LONDON: Brent crude held near six-month highs above $117 on Thursday amid worries of further supply disruptions due to tension in the Middle East, while hopes Greece is inching closer to a debt deal and expectations of further easing from the ECB gave support.
Front-month Brent gained 61 cents to $117.81 a barrel by 1014 GMT, rising for an eighth straight day.

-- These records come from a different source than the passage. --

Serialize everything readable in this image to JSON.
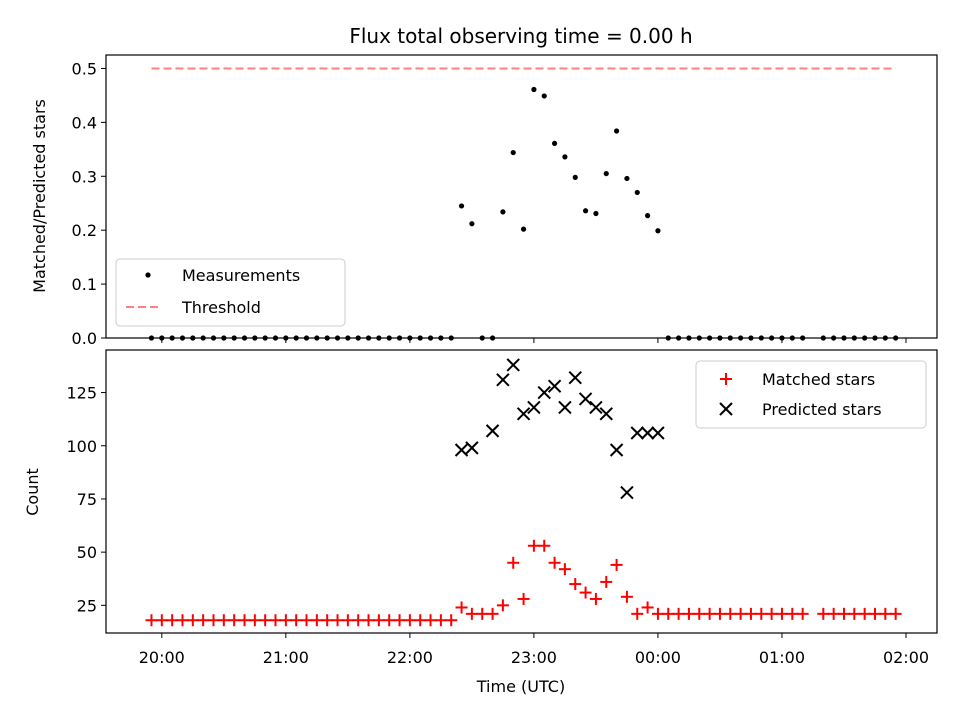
{
  "figure": {
    "title": "Flux total observing time = 0.00 h"
  },
  "chart_data": [
    {
      "type": "scatter",
      "ylabel": "Matched/Predicted stars",
      "ylim": [
        0,
        0.525
      ],
      "yticks": [
        0.0,
        0.1,
        0.2,
        0.3,
        0.4,
        0.5
      ],
      "ytick_labels": [
        "0.0",
        "0.1",
        "0.2",
        "0.3",
        "0.4",
        "0.5"
      ],
      "legend": "lower-left",
      "series": [
        {
          "name": "Measurements",
          "marker": "dot",
          "color": "#000000",
          "x": [
            "19:55",
            "20:00",
            "20:05",
            "20:10",
            "20:15",
            "20:20",
            "20:25",
            "20:30",
            "20:35",
            "20:40",
            "20:45",
            "20:50",
            "20:55",
            "21:00",
            "21:05",
            "21:10",
            "21:15",
            "21:20",
            "21:25",
            "21:30",
            "21:35",
            "21:40",
            "21:45",
            "21:50",
            "21:55",
            "22:00",
            "22:05",
            "22:10",
            "22:15",
            "22:20",
            "22:25",
            "22:30",
            "22:35",
            "22:40",
            "22:45",
            "22:50",
            "22:55",
            "23:00",
            "23:05",
            "23:10",
            "23:15",
            "23:20",
            "23:25",
            "23:30",
            "23:35",
            "23:40",
            "23:45",
            "23:50",
            "23:55",
            "00:00",
            "00:05",
            "00:10",
            "00:15",
            "00:20",
            "00:25",
            "00:30",
            "00:35",
            "00:40",
            "00:45",
            "00:50",
            "00:55",
            "01:00",
            "01:05",
            "01:10",
            "01:20",
            "01:25",
            "01:30",
            "01:35",
            "01:40",
            "01:45",
            "01:50",
            "01:55"
          ],
          "y": [
            0,
            0,
            0,
            0,
            0,
            0,
            0,
            0,
            0,
            0,
            0,
            0,
            0,
            0,
            0,
            0,
            0,
            0,
            0,
            0,
            0,
            0,
            0,
            0,
            0,
            0,
            0,
            0,
            0,
            0,
            0.245,
            0.212,
            0,
            0,
            0.234,
            0.344,
            0.202,
            0.461,
            0.449,
            0.361,
            0.336,
            0.298,
            0.236,
            0.231,
            0.305,
            0.384,
            0.296,
            0.27,
            0.227,
            0.199,
            0,
            0,
            0,
            0,
            0,
            0,
            0,
            0,
            0,
            0,
            0,
            0,
            0,
            0,
            0,
            0,
            0,
            0,
            0,
            0,
            0,
            0
          ]
        },
        {
          "name": "Threshold",
          "style": "dashed",
          "color": "#ff8080",
          "x": [
            "19:55",
            "01:55"
          ],
          "y": [
            0.5,
            0.5
          ]
        }
      ]
    },
    {
      "type": "scatter",
      "xlabel": "Time (UTC)",
      "ylabel": "Count",
      "ylim": [
        12,
        145
      ],
      "yticks": [
        25,
        50,
        75,
        100,
        125
      ],
      "ytick_labels": [
        "25",
        "50",
        "75",
        "100",
        "125"
      ],
      "xlim": [
        "19:33",
        "02:15"
      ],
      "xticks": [
        "20:00",
        "21:00",
        "22:00",
        "23:00",
        "00:00",
        "01:00",
        "02:00"
      ],
      "legend": "top-right",
      "series": [
        {
          "name": "Matched stars",
          "marker": "+",
          "color": "#ff0000",
          "x": [
            "19:55",
            "20:00",
            "20:05",
            "20:10",
            "20:15",
            "20:20",
            "20:25",
            "20:30",
            "20:35",
            "20:40",
            "20:45",
            "20:50",
            "20:55",
            "21:00",
            "21:05",
            "21:10",
            "21:15",
            "21:20",
            "21:25",
            "21:30",
            "21:35",
            "21:40",
            "21:45",
            "21:50",
            "21:55",
            "22:00",
            "22:05",
            "22:10",
            "22:15",
            "22:20",
            "22:25",
            "22:30",
            "22:35",
            "22:40",
            "22:45",
            "22:50",
            "22:55",
            "23:00",
            "23:05",
            "23:10",
            "23:15",
            "23:20",
            "23:25",
            "23:30",
            "23:35",
            "23:40",
            "23:45",
            "23:50",
            "23:55",
            "00:00",
            "00:05",
            "00:10",
            "00:15",
            "00:20",
            "00:25",
            "00:30",
            "00:35",
            "00:40",
            "00:45",
            "00:50",
            "00:55",
            "01:00",
            "01:05",
            "01:10",
            "01:20",
            "01:25",
            "01:30",
            "01:35",
            "01:40",
            "01:45",
            "01:50",
            "01:55"
          ],
          "y": [
            18,
            18,
            18,
            18,
            18,
            18,
            18,
            18,
            18,
            18,
            18,
            18,
            18,
            18,
            18,
            18,
            18,
            18,
            18,
            18,
            18,
            18,
            18,
            18,
            18,
            18,
            18,
            18,
            18,
            18,
            24,
            21,
            21,
            21,
            25,
            45,
            28,
            53,
            53,
            45,
            42,
            35,
            31,
            28,
            36,
            44,
            29,
            21,
            24,
            21,
            21,
            21,
            21,
            21,
            21,
            21,
            21,
            21,
            21,
            21,
            21,
            21,
            21,
            21,
            21,
            21,
            21,
            21,
            21,
            21,
            21,
            21
          ]
        },
        {
          "name": "Predicted stars",
          "marker": "x",
          "color": "#000000",
          "x": [
            "22:25",
            "22:30",
            "22:40",
            "22:45",
            "22:50",
            "22:55",
            "23:00",
            "23:05",
            "23:10",
            "23:15",
            "23:20",
            "23:25",
            "23:30",
            "23:35",
            "23:40",
            "23:45",
            "23:50",
            "23:55",
            "00:00"
          ],
          "y": [
            98,
            99,
            107,
            131,
            138,
            115,
            118,
            125,
            128,
            118,
            132,
            122,
            118,
            115,
            98,
            78,
            106,
            106,
            106
          ]
        }
      ]
    }
  ]
}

US crude added 52cents to reach $99.23 a barrel in its third day of increases.
"Instability in the (Middle East) region would see choppy Brent trading through 2012 as supply side fears continue to grab investors' attention," Andrey Kryuchenkov from VTB Capital said in a note.
"Importantly though, it is exactly supply fears that underpin prices while the actual output impact from these events has been largely mitigated for now".

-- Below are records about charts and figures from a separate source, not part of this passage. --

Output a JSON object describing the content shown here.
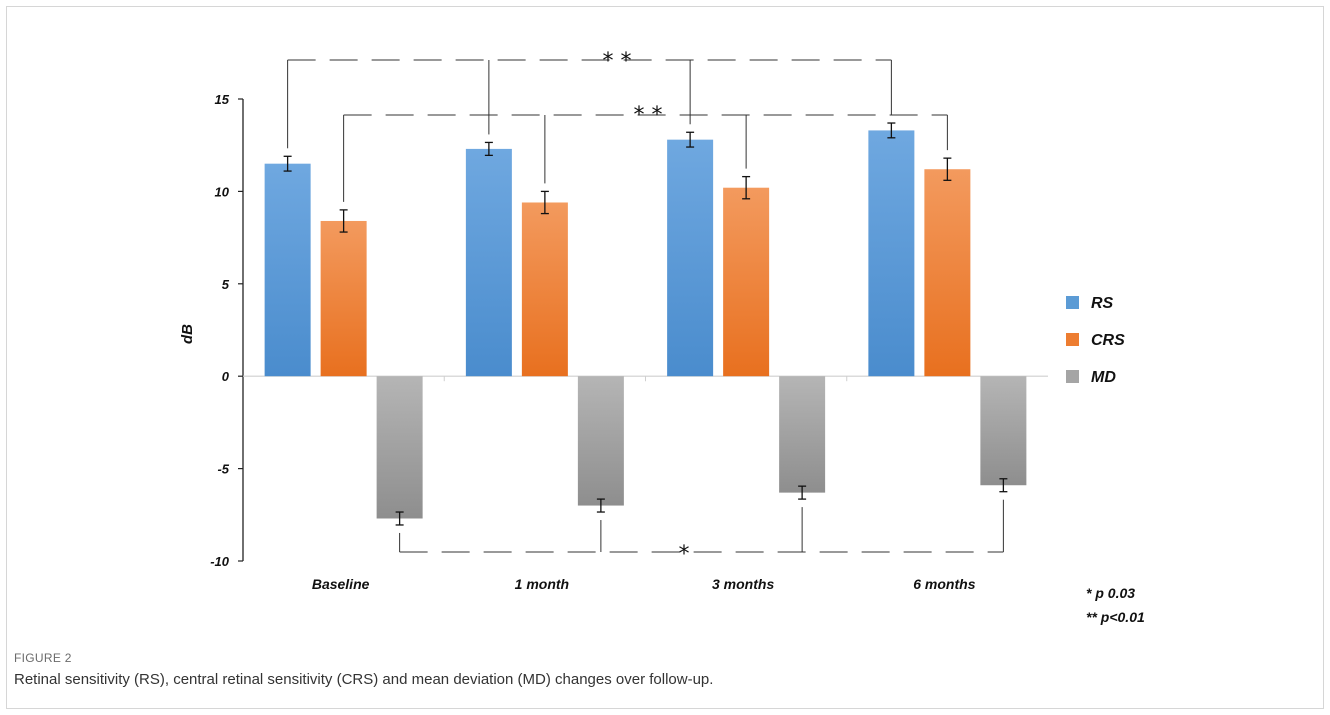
{
  "figure": {
    "label": "FIGURE 2",
    "caption": "Retinal sensitivity (RS), central retinal sensitivity (CRS) and mean deviation (MD) changes over follow-up."
  },
  "chart_data": {
    "type": "bar",
    "title": "",
    "xlabel": "",
    "ylabel": "dB",
    "ylim": [
      -10,
      15
    ],
    "yticks": [
      15,
      10,
      5,
      0,
      -5,
      -10
    ],
    "categories": [
      "Baseline",
      "1 month",
      "3 months",
      "6 months"
    ],
    "series": [
      {
        "name": "RS",
        "color": "#5b9bd5",
        "values": [
          11.5,
          12.3,
          12.8,
          13.3
        ],
        "errors": [
          0.4,
          0.35,
          0.4,
          0.4
        ]
      },
      {
        "name": "CRS",
        "color": "#ed7d31",
        "values": [
          8.4,
          9.4,
          10.2,
          11.2
        ],
        "errors": [
          0.6,
          0.6,
          0.6,
          0.6
        ]
      },
      {
        "name": "MD",
        "color": "#a5a5a5",
        "values": [
          -7.7,
          -7.0,
          -6.3,
          -5.9
        ],
        "errors": [
          0.35,
          0.35,
          0.35,
          0.35
        ]
      }
    ],
    "legend_position": "right",
    "grid": false,
    "annotations": [
      {
        "series": "RS",
        "text": "* *"
      },
      {
        "series": "CRS",
        "text": "* *"
      },
      {
        "series": "MD",
        "text": "*"
      }
    ],
    "notes": [
      "* p 0.03",
      "** p<0.01"
    ]
  }
}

Analysts said that away from geopolitical worries, further injections of long-term liquidity into European banking are helping assuage fears about the sector and stimulating speculative positioning on crude contracts.
"Monetary excess liquidity has been easing financial distress in the European banking sector, so we won't have a banking crisis this year while interest rates have been dropping for Italy and Spain," DnB NOR oil analyst Torbjorn Kjus said. "This is making it easier for speculative money to build up positions in crude".

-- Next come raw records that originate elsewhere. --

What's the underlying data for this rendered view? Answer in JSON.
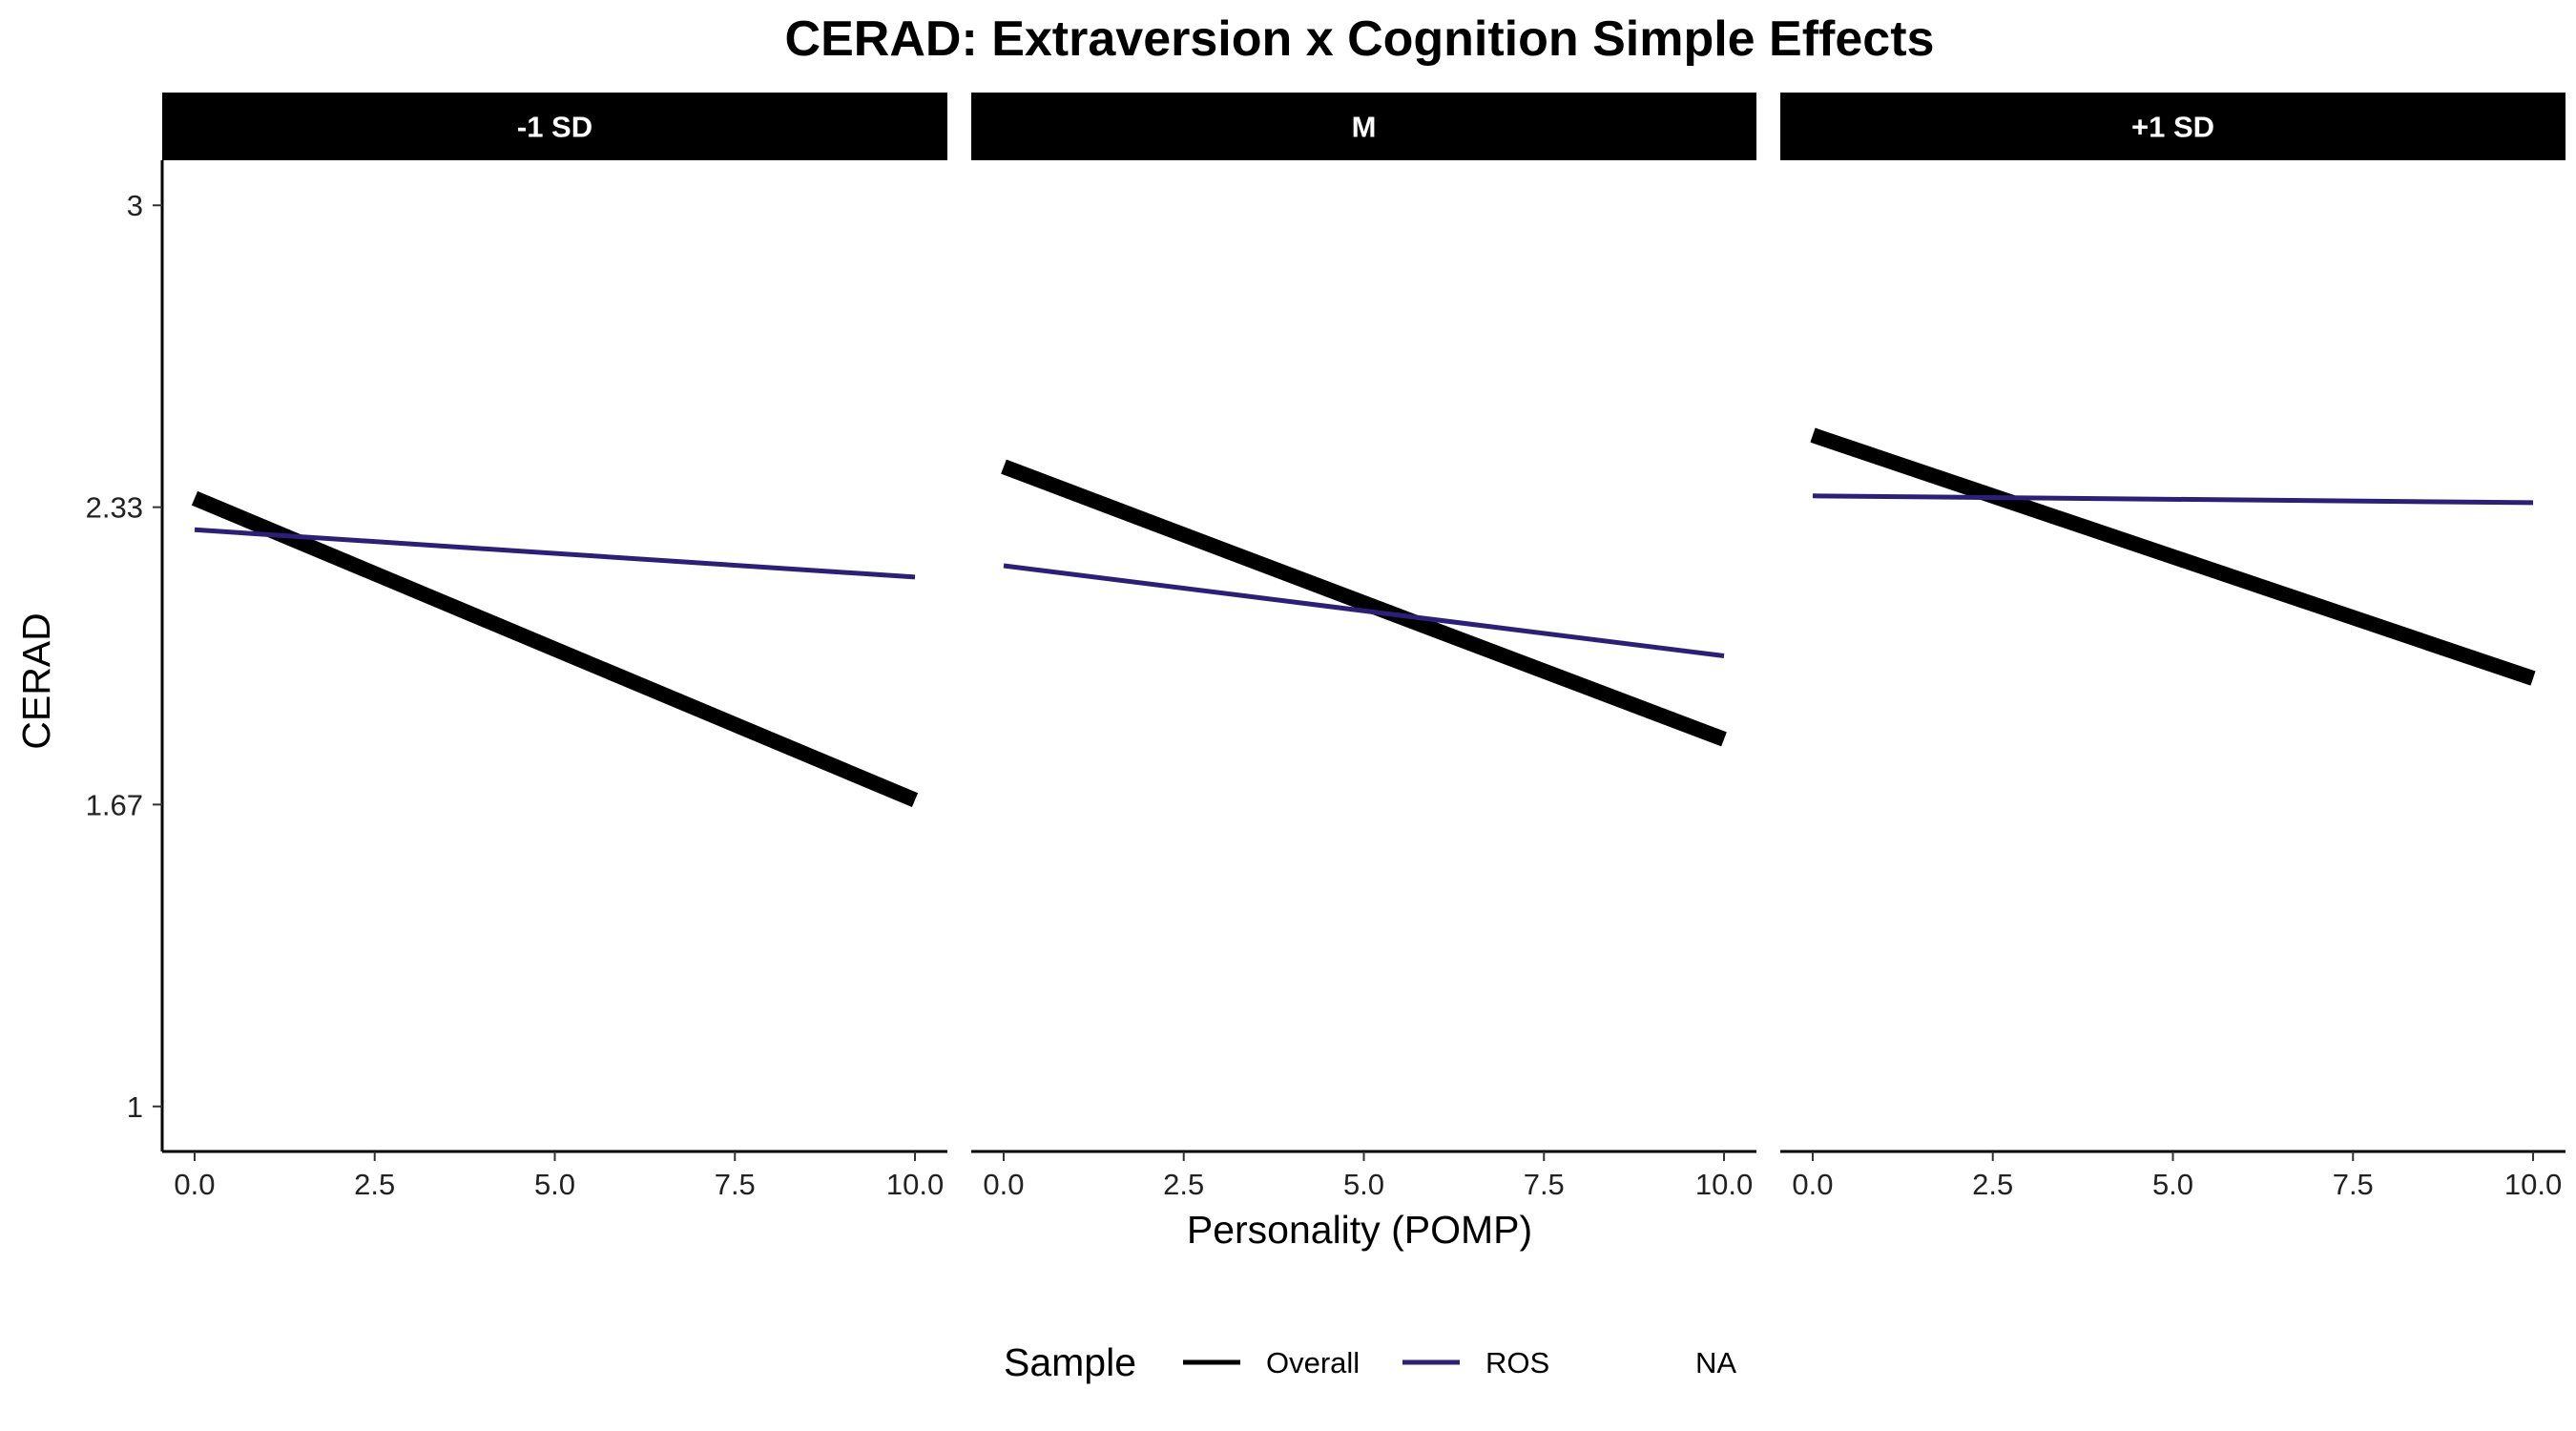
{
  "chart_data": {
    "type": "line",
    "title": "CERAD: Extraversion x Cognition Simple Effects",
    "xlabel": "Personality (POMP)",
    "ylabel": "CERAD",
    "xlim": [
      -0.45,
      10.45
    ],
    "ylim": [
      0.9,
      3.1
    ],
    "x_ticks": [
      0.0,
      2.5,
      5.0,
      7.5,
      10.0
    ],
    "x_tick_labels": [
      "0.0",
      "2.5",
      "5.0",
      "7.5",
      "10.0"
    ],
    "y_ticks": [
      1,
      1.67,
      2.33,
      3
    ],
    "y_tick_labels": [
      "1",
      "1.67",
      "2.33",
      "3"
    ],
    "grid": false,
    "legend": {
      "title": "Sample",
      "position": "bottom",
      "entries": [
        {
          "label": "Overall",
          "color": "#000000",
          "line": true
        },
        {
          "label": "ROS",
          "color": "#2c1f7a",
          "line": true
        },
        {
          "label": "NA",
          "color": "#ffffff",
          "line": false
        }
      ]
    },
    "panels": [
      {
        "label": "-1 SD",
        "series": [
          {
            "name": "Overall",
            "color": "#000000",
            "x": [
              0,
              10
            ],
            "y": [
              2.35,
              1.68
            ]
          },
          {
            "name": "ROS",
            "color": "#2c1f7a",
            "x": [
              0,
              10
            ],
            "y": [
              2.28,
              2.175
            ]
          }
        ]
      },
      {
        "label": "M",
        "series": [
          {
            "name": "Overall",
            "color": "#000000",
            "x": [
              0,
              10
            ],
            "y": [
              2.42,
              1.815
            ]
          },
          {
            "name": "ROS",
            "color": "#2c1f7a",
            "x": [
              0,
              10
            ],
            "y": [
              2.2,
              2.0
            ]
          }
        ]
      },
      {
        "label": "+1 SD",
        "series": [
          {
            "name": "Overall",
            "color": "#000000",
            "x": [
              0,
              10
            ],
            "y": [
              2.49,
              1.95
            ]
          },
          {
            "name": "ROS",
            "color": "#2c1f7a",
            "x": [
              0,
              10
            ],
            "y": [
              2.355,
              2.34
            ]
          }
        ]
      }
    ]
  }
}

All eyes will be on what the European Central Bank is willing to do to help Greece when it holds its monthly policy meeting on Thursday, with interest rates expected to stay on hold ahead of a major funding operation later this month.
Investors expect Europe to approve a plan to resolve Greece's debt crisis even as leaders in Athens stopped short of agreeing on the austerity measures.
Meanwhile, Middle East tensions escalated as armoured reinforcements poured into the Syrian city of Homs and Iran renewed a threat against the United States.
Brent's premium against US crude was around $18 on Thursday. It touched an intraday high of $20.71 on Tuesday, the widest since October.
CHINESE INFLATION, DEMAND OUTLOOK
Overnight data from China showed inflation fighting will remain a key topic this year for the world's second largest oil consumer, after the inflation rate accelerated to 4.5 percent in January, ahead of market expectations.
Investors also await forecasts for global oil demand from the Organization of Petroleum Exporting Countries due later in the day and from the International Energy Agency on Friday.
The US EIA this week raised its 2012 and 2013 forecast for global oil demand growth and said supply would tighten as gains in non-OPEC output lag, adding support to oil futures.